I went to a veterans writing workshop at the Joiner Center and wrote an open letter on suicide to Afghanistan and Iraq War vets. A young vet said I was teaching her generation how to survive. I began to go to Veteran/Civilian Dialogues at Intersections International. Each time I dropped war debris, psychic shrapnel, from my shoulders. Speaking about the unspeakable changes our relationship to it.
I started writing with Warrior Writers. I danced with Exit 12 led by an Iraq War Combat Marine who uses dance to transform the movements of the military body into a creative, artistic body. I joined Impact Theatre’s Veteran Theatre Project. We, vets with professional actors and director, Fay Simpson, created a story together called “Leaving Theatre”, the theatre of war. When civilians see it they say they never got the war experience until they saw it on stage. Vets say it is the most accurate description of their experience they have ever seen.
I began to call these experiences Survival Arts. Survival Arts begin with intuition, then experimentation. Heavy labor kept me alive. Working with trees and stones and the earth pulled me deeply into nature. The camaraderie of small work groups making snow or gardens gave me human connections. Working with homeless boys pulled me out of myself. New Experimental College was community building as much as self-directed learning. The United Nations was world and global education.
Three things are true of most vets. We are silent. We are invisible. We are often lost in time. Speaking and writing about the consequences of war in our lives changes our relationship to those consequences. Our stories must be shared in community with civilians. There is no coming home from war if civilians are not engaged in the process. Sharing our stories releases energy, the energy that binds us to self- destructiveness, depression, rage, drug abuse; the energy that drives us to suicide. That energy is then free to be creative.

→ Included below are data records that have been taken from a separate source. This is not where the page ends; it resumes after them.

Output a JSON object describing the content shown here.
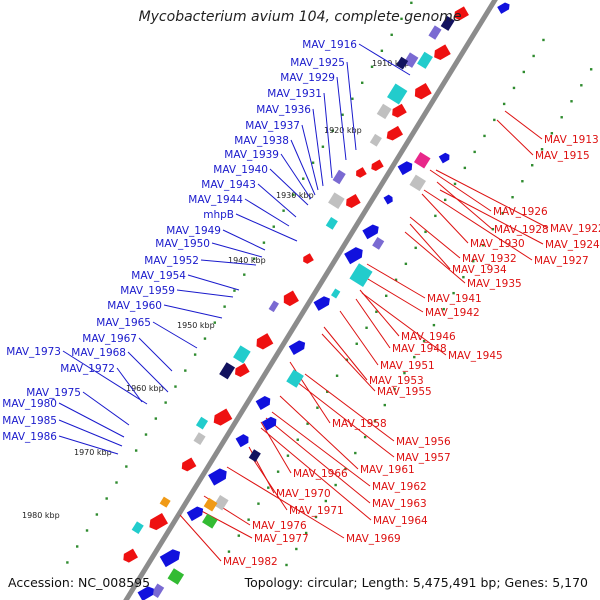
{
  "title": "Mycobacterium avium 104, complete genome",
  "accession_text": "Accession: NC_008595",
  "summary_text": "Topology: circular; Length: 5,475,491 bp; Genes: 5,170",
  "colors": {
    "backbone": "#8c8c8c",
    "forward_label": "#1a1acc",
    "reverse_label": "#dd1111",
    "forward_feature": "#1111dd",
    "reverse_feature": "#ee1111",
    "tick_label": "#222222",
    "scale_dots": "#2e8b2e",
    "rna_cyan": "#22cccc",
    "rna_gray": "#c0c0c0",
    "rna_purple": "#7a6ad2",
    "rna_navy": "#12125e",
    "rna_magenta": "#e8288a",
    "rna_orange": "#f09a16",
    "rna_green": "#33bb33"
  },
  "scale_ticks": [
    "1910 kbp",
    "1920 kbp",
    "1930 kbp",
    "1940 kbp",
    "1950 kbp",
    "1960 kbp",
    "1970 kbp",
    "1980 kbp"
  ],
  "forward_labels": [
    "MAV_1916",
    "MAV_1925",
    "MAV_1929",
    "MAV_1931",
    "MAV_1936",
    "MAV_1937",
    "MAV_1938",
    "MAV_1939",
    "MAV_1940",
    "MAV_1943",
    "MAV_1944",
    "mhpB",
    "MAV_1949",
    "MAV_1950",
    "MAV_1952",
    "MAV_1954",
    "MAV_1959",
    "MAV_1960",
    "MAV_1965",
    "MAV_1967",
    "MAV_1973",
    "MAV_1968",
    "MAV_1972",
    "MAV_1975",
    "MAV_1980",
    "MAV_1985",
    "MAV_1986"
  ],
  "reverse_labels": [
    "MAV_1913",
    "MAV_1915",
    "MAV_1926",
    "MAV_1922",
    "MAV_1928",
    "MAV_1924",
    "MAV_1930",
    "MAV_1927",
    "MAV_1932",
    "MAV_1934",
    "MAV_1935",
    "MAV_1941",
    "MAV_1942",
    "MAV_1946",
    "MAV_1948",
    "MAV_1945",
    "MAV_1951",
    "MAV_1953",
    "MAV_1955",
    "MAV_1958",
    "MAV_1956",
    "MAV_1957",
    "MAV_1961",
    "MAV_1966",
    "MAV_1962",
    "MAV_1963",
    "MAV_1970",
    "MAV_1971",
    "MAV_1964",
    "MAV_1976",
    "MAV_1977",
    "MAV_1969",
    "MAV_1982"
  ]
}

Life wants to live. It is as simple as that. Life wants to live. Violence can pervert that very simple truth. It can twist it, create doubt, create ambivalence. Violence makes ghosts and shadows out of our lives. Life wants to live. That’s our starting point if we want to listen for it. That’s the starting point for intuition and experimentation. That’s the starting point for Survival Arts.
Veterans tend to be silent, invisible and lost in time. Thank you for hearing me. Thank you for seeing me. Thank you for being here now.